Fouling deposition on heat transfer surfaces is a costly, long-standing problem particularly severe in pre-heat trains of crude distillation units [1]. Experimental analysis of fouling deposits collected upon dismantling such heat exchangers shows that both organic and inorganic species are typically present. These vary in proportion depending on the crude slates processed, refinery operating conditions, heat exchanger metallurgy and dominant fouling mechanisms. It has also been shown that the heat transfer given by fouling depends on the amount of the inorganic and organic phases, their structural arrangement and stratification or layering.

This paper presents a novel advanced mathematical model, implemented in Hexxcell Studio™, capable of describing the fouling deposit layer as a multi-component structure [2, 3, 4]. It is then shown how this approach allows to detect the fouling layer composition using plant data (i.e. temperature, flowrates and pressures). The improved capabilities in monitoring, troubleshooting and prediction that can be achieved with this approach are also demonstrated.

References

[1] Coletti, F. and Hewitt, G.F. (2014). Crude Oil Fouling, Deposit Characterization, Measurements, and Modeling. Gulf Professional Publishing. ISBN: 9780128012567

[2] Coletti, F. and S. Macchietto (2011). A dynamic, distributed model of shell–and–tube heat exchangers undergoing crude oil fouling. Ind. Eng. Chem. Res. 50 (8): 4515–4533.
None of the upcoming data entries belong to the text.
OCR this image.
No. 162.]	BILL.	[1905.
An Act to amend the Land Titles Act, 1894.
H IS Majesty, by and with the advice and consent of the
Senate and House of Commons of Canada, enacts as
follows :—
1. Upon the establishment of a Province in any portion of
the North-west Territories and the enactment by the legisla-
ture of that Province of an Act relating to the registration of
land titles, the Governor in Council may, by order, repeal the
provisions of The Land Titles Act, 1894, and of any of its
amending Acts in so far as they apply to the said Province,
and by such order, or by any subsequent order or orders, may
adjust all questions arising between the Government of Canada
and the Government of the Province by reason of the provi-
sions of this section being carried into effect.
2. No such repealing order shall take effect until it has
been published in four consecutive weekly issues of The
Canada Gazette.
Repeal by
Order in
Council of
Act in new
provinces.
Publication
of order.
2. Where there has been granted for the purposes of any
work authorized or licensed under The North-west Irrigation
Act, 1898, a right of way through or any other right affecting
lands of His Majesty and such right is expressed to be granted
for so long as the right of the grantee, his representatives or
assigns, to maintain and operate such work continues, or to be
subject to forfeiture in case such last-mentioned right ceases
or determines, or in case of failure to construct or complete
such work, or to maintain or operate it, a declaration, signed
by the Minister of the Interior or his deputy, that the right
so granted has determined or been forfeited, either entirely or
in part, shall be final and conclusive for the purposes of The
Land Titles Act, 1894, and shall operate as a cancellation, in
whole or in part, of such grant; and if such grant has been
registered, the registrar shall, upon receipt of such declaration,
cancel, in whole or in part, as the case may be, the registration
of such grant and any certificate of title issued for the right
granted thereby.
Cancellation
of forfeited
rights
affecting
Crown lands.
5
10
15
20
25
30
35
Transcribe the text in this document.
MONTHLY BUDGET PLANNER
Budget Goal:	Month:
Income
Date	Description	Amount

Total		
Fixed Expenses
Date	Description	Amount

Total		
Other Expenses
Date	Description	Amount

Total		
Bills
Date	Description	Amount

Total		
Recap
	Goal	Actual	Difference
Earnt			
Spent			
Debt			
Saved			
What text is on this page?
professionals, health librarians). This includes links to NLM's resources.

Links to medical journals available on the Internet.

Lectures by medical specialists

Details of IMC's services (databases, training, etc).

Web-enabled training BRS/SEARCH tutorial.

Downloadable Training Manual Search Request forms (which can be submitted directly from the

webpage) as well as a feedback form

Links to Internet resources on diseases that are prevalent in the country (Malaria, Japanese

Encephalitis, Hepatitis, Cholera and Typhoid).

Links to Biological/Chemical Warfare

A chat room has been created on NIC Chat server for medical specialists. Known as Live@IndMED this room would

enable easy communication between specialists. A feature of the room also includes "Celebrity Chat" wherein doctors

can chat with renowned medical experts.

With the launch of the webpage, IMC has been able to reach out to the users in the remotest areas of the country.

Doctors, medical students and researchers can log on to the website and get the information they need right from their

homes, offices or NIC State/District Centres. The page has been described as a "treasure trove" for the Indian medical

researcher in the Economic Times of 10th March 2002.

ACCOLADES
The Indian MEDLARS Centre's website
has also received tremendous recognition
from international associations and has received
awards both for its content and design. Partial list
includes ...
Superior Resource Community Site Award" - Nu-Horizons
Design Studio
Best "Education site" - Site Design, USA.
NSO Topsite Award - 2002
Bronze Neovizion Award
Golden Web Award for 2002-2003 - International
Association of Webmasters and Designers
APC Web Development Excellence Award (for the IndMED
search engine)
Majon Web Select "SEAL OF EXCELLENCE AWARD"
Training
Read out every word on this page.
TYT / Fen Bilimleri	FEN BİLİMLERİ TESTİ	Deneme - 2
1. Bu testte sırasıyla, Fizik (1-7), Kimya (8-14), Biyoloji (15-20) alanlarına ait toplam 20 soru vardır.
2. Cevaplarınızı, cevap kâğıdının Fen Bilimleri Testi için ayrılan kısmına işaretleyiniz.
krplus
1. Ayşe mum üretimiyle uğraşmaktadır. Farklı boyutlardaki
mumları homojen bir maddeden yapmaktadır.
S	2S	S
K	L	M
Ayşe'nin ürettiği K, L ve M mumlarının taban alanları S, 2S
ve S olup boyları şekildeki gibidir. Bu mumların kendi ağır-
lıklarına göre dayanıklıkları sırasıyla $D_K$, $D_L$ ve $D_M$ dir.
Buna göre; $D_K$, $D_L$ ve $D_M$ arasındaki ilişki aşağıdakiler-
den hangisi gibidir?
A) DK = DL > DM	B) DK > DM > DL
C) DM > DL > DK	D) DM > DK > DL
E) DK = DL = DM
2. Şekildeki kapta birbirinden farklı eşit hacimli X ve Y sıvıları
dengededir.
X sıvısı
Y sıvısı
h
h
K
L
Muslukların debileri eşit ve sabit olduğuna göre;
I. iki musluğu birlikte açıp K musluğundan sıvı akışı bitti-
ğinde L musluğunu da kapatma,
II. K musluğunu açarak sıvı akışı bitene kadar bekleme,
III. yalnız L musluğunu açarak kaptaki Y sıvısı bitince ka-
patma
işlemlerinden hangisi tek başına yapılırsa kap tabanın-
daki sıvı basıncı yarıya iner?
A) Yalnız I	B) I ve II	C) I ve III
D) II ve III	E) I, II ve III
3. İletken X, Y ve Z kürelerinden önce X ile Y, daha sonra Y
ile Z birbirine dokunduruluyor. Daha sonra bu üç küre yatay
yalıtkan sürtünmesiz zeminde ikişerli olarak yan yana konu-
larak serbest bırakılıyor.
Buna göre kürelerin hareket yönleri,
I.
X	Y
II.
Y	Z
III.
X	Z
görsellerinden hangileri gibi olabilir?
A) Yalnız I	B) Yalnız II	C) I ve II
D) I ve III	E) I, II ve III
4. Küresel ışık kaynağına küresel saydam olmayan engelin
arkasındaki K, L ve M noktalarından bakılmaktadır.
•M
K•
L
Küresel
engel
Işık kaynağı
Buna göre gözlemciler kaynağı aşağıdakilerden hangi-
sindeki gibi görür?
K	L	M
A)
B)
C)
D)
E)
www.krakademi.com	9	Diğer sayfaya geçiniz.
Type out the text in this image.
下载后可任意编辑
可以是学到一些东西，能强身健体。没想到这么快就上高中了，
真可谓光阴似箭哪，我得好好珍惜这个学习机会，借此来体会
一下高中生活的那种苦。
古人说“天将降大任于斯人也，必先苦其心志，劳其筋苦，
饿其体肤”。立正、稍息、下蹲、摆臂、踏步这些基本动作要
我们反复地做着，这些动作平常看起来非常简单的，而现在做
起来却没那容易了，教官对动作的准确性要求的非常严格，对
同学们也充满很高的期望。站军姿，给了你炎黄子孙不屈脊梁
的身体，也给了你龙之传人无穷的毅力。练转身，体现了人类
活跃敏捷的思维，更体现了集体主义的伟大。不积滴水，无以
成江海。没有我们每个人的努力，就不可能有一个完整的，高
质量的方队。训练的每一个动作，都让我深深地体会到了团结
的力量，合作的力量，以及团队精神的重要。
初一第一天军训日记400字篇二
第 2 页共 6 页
[3] Diaz-Bejarano E, Coletti F, Macchietto S, (2016). A New Dynamic Model of Crude Oil Fouling Deposits and Its Application to the Simulation of Fouling-Cleaning Cycles, AIChE J., 62(1):90-107.

[4] Diaz-Bejarano E., F. Coletti, S. Macchietto (2016). Impact of complex layering structures of organic and inorganic foulants on the thermo-hydraulic performance of a single heat exchanger tube – a simulation study. Ind. Eng. Chem. Res. 55 (40), pp 10718–10734.